Spoiler alert: the Indianapolis Colts are winning the Super Bowl.
This season? Well, not sure. But they’ll win it at some point, and you’ll be there.
All kidding aside, the Colts have as good as chance as in any recent season to capture the Lombardi this year, and even the league’s objective analysts believe that, if everything breaks right, they might become the premier threat to the Chiefs in the AFC.
They did steal a key blocker up front from that group, after all. Could help.
In addition to that all-important leak, there was plenty to be gleaned on Wednesday night from the league’s official schedule release.
For one thing, you’ll see an expanded number of primetime games — four, to be exact, and one of every flavor, on Christmas Day Saturday, Sunday, Monday and Thursday. You can thank Jim Irsay for that, as he apparently made a request to the Commissioner.
Th…thanks, man.
After combing through the schedule several times, identifying trap games, mapping out wins and losses in our heads, mapping out those same wins and losses on little scraps of paper, and declaring the Colts alternatively the best team in the league and “totally screwed” depending on the time of day, we think we have a few bold takeaways to declare.
This is a very talented football team.
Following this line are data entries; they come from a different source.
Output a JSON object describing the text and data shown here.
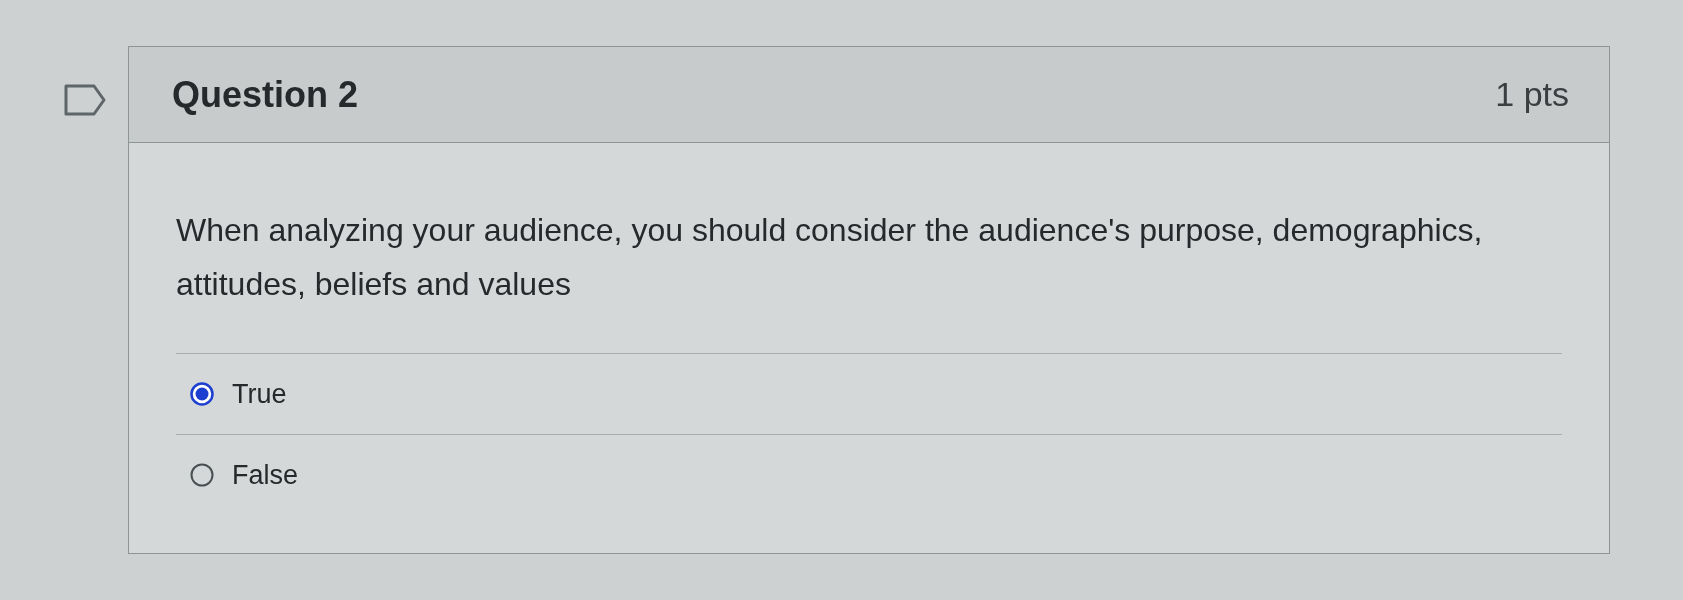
{
  "question": {
    "flagged": false,
    "title": "Question 2",
    "points": "1 pts",
    "text": "When analyzing your audience, you should consider the audience's purpose, demographics, attitudes, beliefs and values",
    "answers": [
      {
        "label": "True",
        "selected": true
      },
      {
        "label": "False",
        "selected": false
      }
    ]
  }
}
It’s also a high-variance club that might look really bad a few times, and that’s alright. Using recent Colts history as a measuring stick, we have a few out-of-left-field predictions that we think will hold water when push comes to shove.
These 3 Bold Colts Predictions are way too early…and they’re also correct.
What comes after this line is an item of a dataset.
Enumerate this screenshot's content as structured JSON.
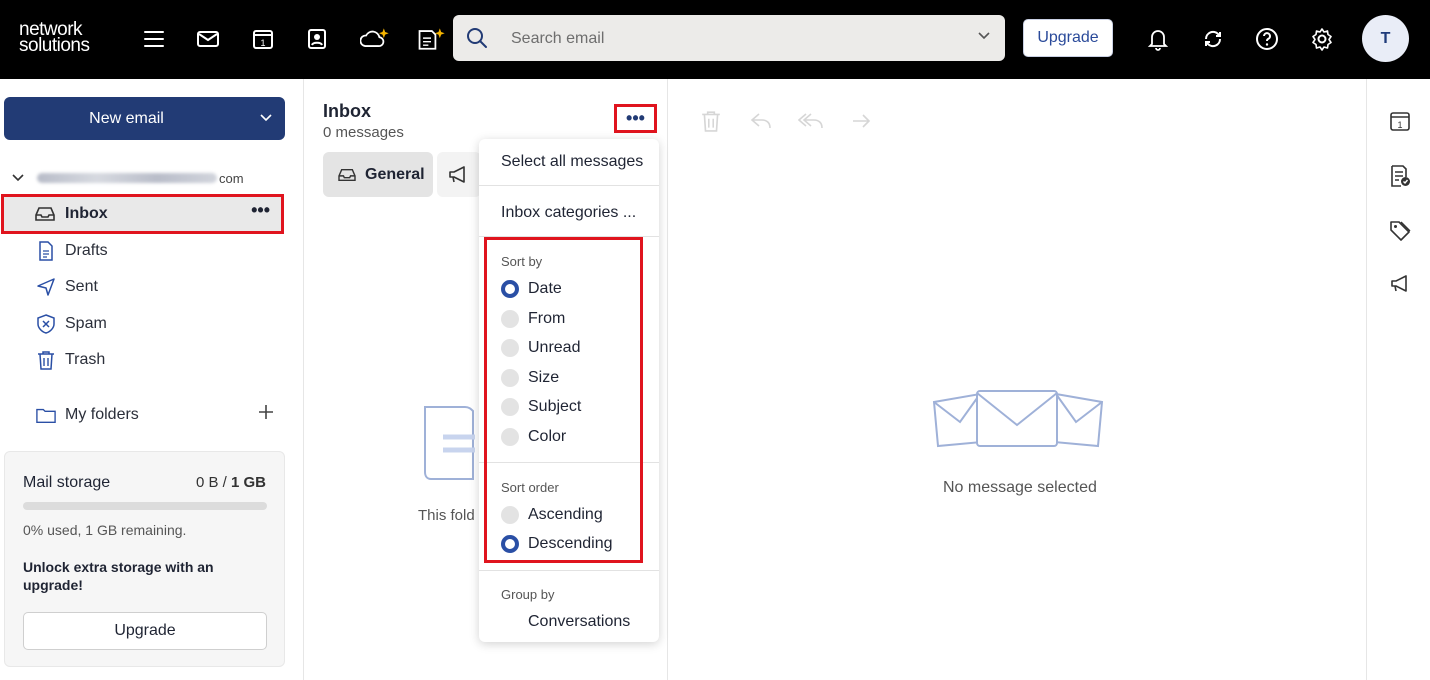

3. Russell Wilson Has Most Dominant QB Performance vs Colts All Season
Remember Week 1 of the 2020 season? Almost enough said.
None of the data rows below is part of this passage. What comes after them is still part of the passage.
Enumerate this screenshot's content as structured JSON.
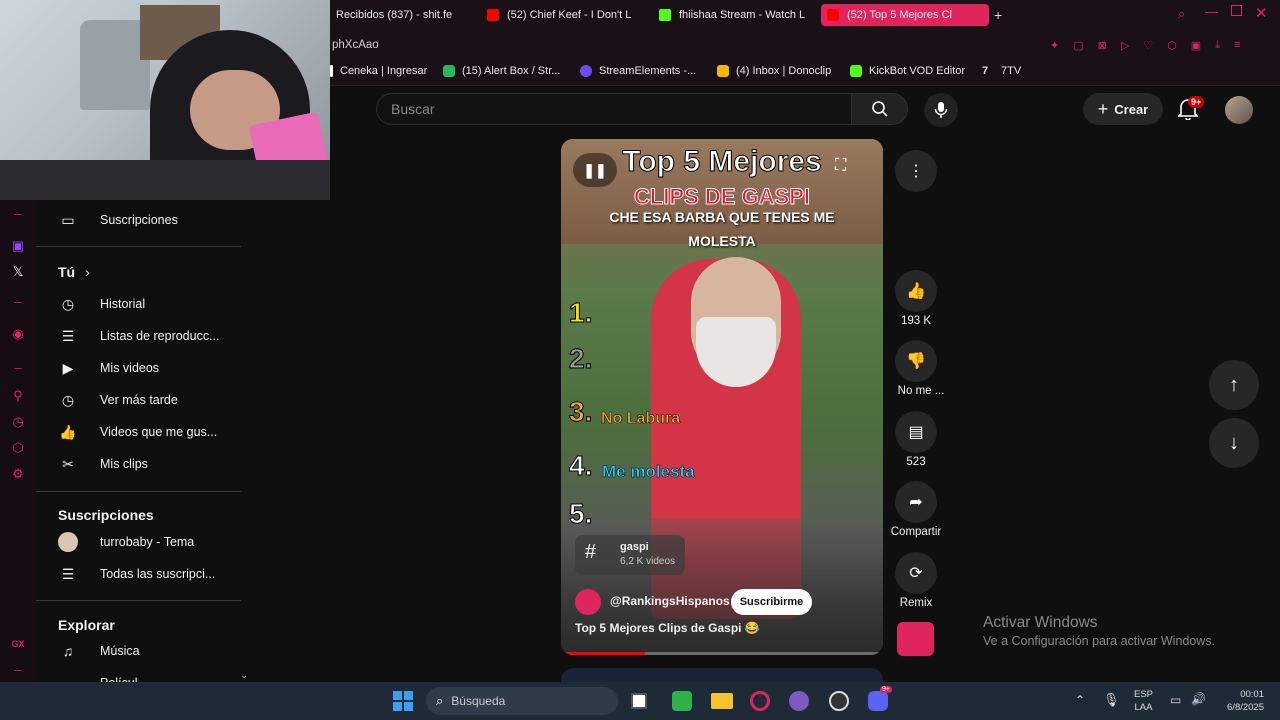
{
  "browser": {
    "tabs": [
      {
        "label": "Recibidos (837) - shit.fe"
      },
      {
        "label": "(52) Chief Keef - I Don't L"
      },
      {
        "label": "fhiishaa Stream - Watch L"
      },
      {
        "label": "(52) Top 5 Mejores Cl"
      }
    ],
    "address_fragment": "phXcAao",
    "bookmarks": [
      {
        "label": "Ceneka | Ingresar"
      },
      {
        "label": "(15) Alert Box / Str..."
      },
      {
        "label": "StreamElements -..."
      },
      {
        "label": "(4) Inbox | Donoclip"
      },
      {
        "label": "KickBot VOD Editor"
      },
      {
        "label": "7TV"
      }
    ]
  },
  "header": {
    "search_placeholder": "Buscar",
    "create_label": "Crear",
    "notif_badge": "9+"
  },
  "sidebar": {
    "subscriptions_top": "Suscripciones",
    "you_label": "Tú",
    "you_items": [
      {
        "label": "Historial",
        "icon": "history-icon"
      },
      {
        "label": "Listas de reproducc...",
        "icon": "playlist-icon"
      },
      {
        "label": "Mis videos",
        "icon": "video-icon"
      },
      {
        "label": "Ver más tarde",
        "icon": "clock-icon"
      },
      {
        "label": "Videos que me gus...",
        "icon": "thumbs-up-icon"
      },
      {
        "label": "Mis clips",
        "icon": "scissors-icon"
      }
    ],
    "subs_heading": "Suscripciones",
    "subs_items": [
      {
        "label": "turrobaby - Tema"
      },
      {
        "label": "Todas las suscripci..."
      }
    ],
    "explore_heading": "Explorar",
    "explore_items": [
      {
        "label": "Música"
      },
      {
        "label": "Películ..."
      }
    ]
  },
  "video": {
    "title_line1": "Top 5 Mejores",
    "title_line2": "CLIPS DE GASPI",
    "caption": "CHE ESA BARBA QUE TENES ME MOLESTA",
    "ranks": [
      {
        "num": "1.",
        "label": ""
      },
      {
        "num": "2.",
        "label": ""
      },
      {
        "num": "3.",
        "label": "No Labura"
      },
      {
        "num": "4.",
        "label": "Me molesta"
      },
      {
        "num": "5.",
        "label": ""
      }
    ],
    "hashtag": "gaspi",
    "hashtag_count": "6,2 K videos",
    "channel": "@RankingsHispanos",
    "subscribe_label": "Suscribirme",
    "short_title": "Top 5 Mejores Clips de Gaspi 😂",
    "progress": 0.26
  },
  "actions": {
    "likes": "193 K",
    "dislike_label": "No me ...",
    "comments": "523",
    "share_label": "Compartir",
    "remix_label": "Remix"
  },
  "watermark": {
    "line1": "Activar Windows",
    "line2": "Ve a Configuración para activar Windows."
  },
  "taskbar": {
    "search_placeholder": "Búsqueda",
    "lang1": "ESP",
    "lang2": "LAA",
    "time": "00:01",
    "date": "6/8/2025",
    "discord_badge": "9+"
  },
  "gx_label": "GX",
  "colors": {
    "accent": "#e0245e",
    "bg": "#0f0f0f",
    "green": "#49e649",
    "red": "#e8112d",
    "orange": "#f2a93b",
    "cyan": "#2ad1ff"
  }
}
Alright, fine, we’ll say more.
Indianapolis historically struggles to contain mobile quarterbacks, Russell Wilson might be the most power-armed mobile quarterback in NFL history, and Indy’s cornerbacks (um, how do we put this) might need more than a few reps before they can work themselves into a rhythm.
Add every ingredient together, and the Colts might need to enter a shootout if they’re going to take home a Week 1 victory and reverse last year’s disappointing trend of coming out flat.
Who else on the Colts’ schedule can rival Wilson? Matthew Stafford has a cannon, but he doesn’t provide the same dual threat. Tannehill and Tua? Good, not great. Tom Brady? We’ll get to him. We’re operating under the assumption Deshaun Watson won’t play, so definitely not Davis Mills.
That leaves Kyler Murray and Wilson as the prime candidates to embarrass Indy’s patchwork secondary. We’ll give Wilson’s veteran gumption the edge, and we’ll bet that plenty of laps are run at the Colts facility prior to Week 2 against the Rams, also at home.